Half Year Results for the Period ended 31 October 2018
ITM Power (AIM: ITM), the energy storage and clean fuel company, announces half year results for the six month period ended 31 October 2018. Comparable figures, where stated, refer to the corresponding period in 2017 unless otherwise indicated.
Commercial Progress:
· As of today, £23.2m (£27.0m) of projects are under contract and a further £10.4m (£10.4m) are in the final stages of negotiation, making a total backlog of £33.6m (£37.4m).
· The tender opportunity pipeline has grown steadily and is now over £240m (£200m), representing 36 commercial tender responses within the last 12 months. The average project size of £6m (£3.5m) reflects strong industrial demand for larger systems.
· Hydrogen sales, with a new total of 29 (20) hydrogen fuel contracts, totalled £295k (£93k) over the last 12 months up with the strongest demand from Green Tomato Cars and the Metropolitan Police.
· The seventh ITM Power owned UK hydrogen refuelling station (HRS) opened in Swindon, next to the M4, in September 2018
· Gatwick and Derby HRSs are under construction and due to open at the end of Q1 2019.
· Civil works are underway on the Birmingham 3MW Bus Project, due to be operational in Q3 2019
· UK Government funding received for 100MW Power-to-Gas energy storage feasibility study in Cheshire.
· Green-light given for HyDeploy trial and further funding received for HyDeploy phase 2.
· Strategic partnership agreed with Sumitomo Corporation, covering Japan and Australasia, with commercial discussions continuing to progress as expected.

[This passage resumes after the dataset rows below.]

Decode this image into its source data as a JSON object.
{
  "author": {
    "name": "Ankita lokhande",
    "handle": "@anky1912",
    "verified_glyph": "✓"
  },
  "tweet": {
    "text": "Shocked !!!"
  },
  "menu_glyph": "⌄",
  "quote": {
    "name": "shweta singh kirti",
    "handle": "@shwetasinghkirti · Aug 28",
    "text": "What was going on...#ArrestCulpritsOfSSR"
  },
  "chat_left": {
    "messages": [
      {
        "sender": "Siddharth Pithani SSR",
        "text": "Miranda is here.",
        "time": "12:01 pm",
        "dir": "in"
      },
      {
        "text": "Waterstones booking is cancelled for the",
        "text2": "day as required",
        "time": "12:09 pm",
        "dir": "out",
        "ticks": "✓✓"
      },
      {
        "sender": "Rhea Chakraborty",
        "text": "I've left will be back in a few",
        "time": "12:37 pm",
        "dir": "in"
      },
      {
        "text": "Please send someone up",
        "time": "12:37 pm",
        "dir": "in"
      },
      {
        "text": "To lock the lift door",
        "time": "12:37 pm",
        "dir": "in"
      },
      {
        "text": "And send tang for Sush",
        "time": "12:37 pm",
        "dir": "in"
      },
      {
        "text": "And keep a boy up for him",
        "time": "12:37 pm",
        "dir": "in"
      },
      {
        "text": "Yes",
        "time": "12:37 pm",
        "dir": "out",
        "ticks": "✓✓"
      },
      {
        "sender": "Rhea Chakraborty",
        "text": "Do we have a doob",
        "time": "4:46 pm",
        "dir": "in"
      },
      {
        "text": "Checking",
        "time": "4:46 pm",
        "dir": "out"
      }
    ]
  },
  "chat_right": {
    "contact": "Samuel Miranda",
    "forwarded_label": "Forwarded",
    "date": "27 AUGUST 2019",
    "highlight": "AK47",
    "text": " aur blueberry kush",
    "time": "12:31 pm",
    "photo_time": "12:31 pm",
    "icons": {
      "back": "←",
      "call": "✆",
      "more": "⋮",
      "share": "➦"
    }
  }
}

· The Company continues to make positive progress in Australia, with discussions with various counterparties progressing as planned.
Financial:
· Total income of £5.0m (£4.4m), comprising:
o Revenue - £1.2m (£1.7m)
o Grant income plus grants receivable for capital projects - £3.8m (£2.7m)
· As in previous years, revenue is expected to be weighted towards the second half of the year with an increased value of contracts expected.
· Loss from operations £5.3m (£2.9m), greater than originally anticipated, due to cost overruns on four 'first-of-a-kind' projects as well as significant investments made in people, resources and capacity during the period.
· Strong balance sheet: total financial assets constitute £24.9m with £15.6m of cash, £1.7m of cash on guarantee and deployed working capital (debtors less creditors) of £7.6m.
Operational Developments:
· Production and design staff materially expanded.
· New hires in Procurement, Legal, QHSE, Project Management, Manufacturing and Field Support.
· New factory manufacturing process design completed; tender processes underway.
· A dedicated team and project office established to focus on the 10MW Shell refinery project.
· Expansion of the German subsidiary team to support our European customer commitments and new German premises to hold spares and support a growing recurring maintenance income.
Graham Cooley, CEO, commented: "The six months under review have been a major transition for the company having expanded the skill base and delivered many MW scale industrial deployments. The company is highly regarded internationally and solid progress is being made on all fronts."
Roger Putnam, Chairman, added: "The Board is pleased with the significant progress that has been achieved over the last six months. Deploying increasing numbers of MW scale equipment in challenging industrial environments has certainly proved the company's credentials to many industrial partners and we look forward to a very busy second half."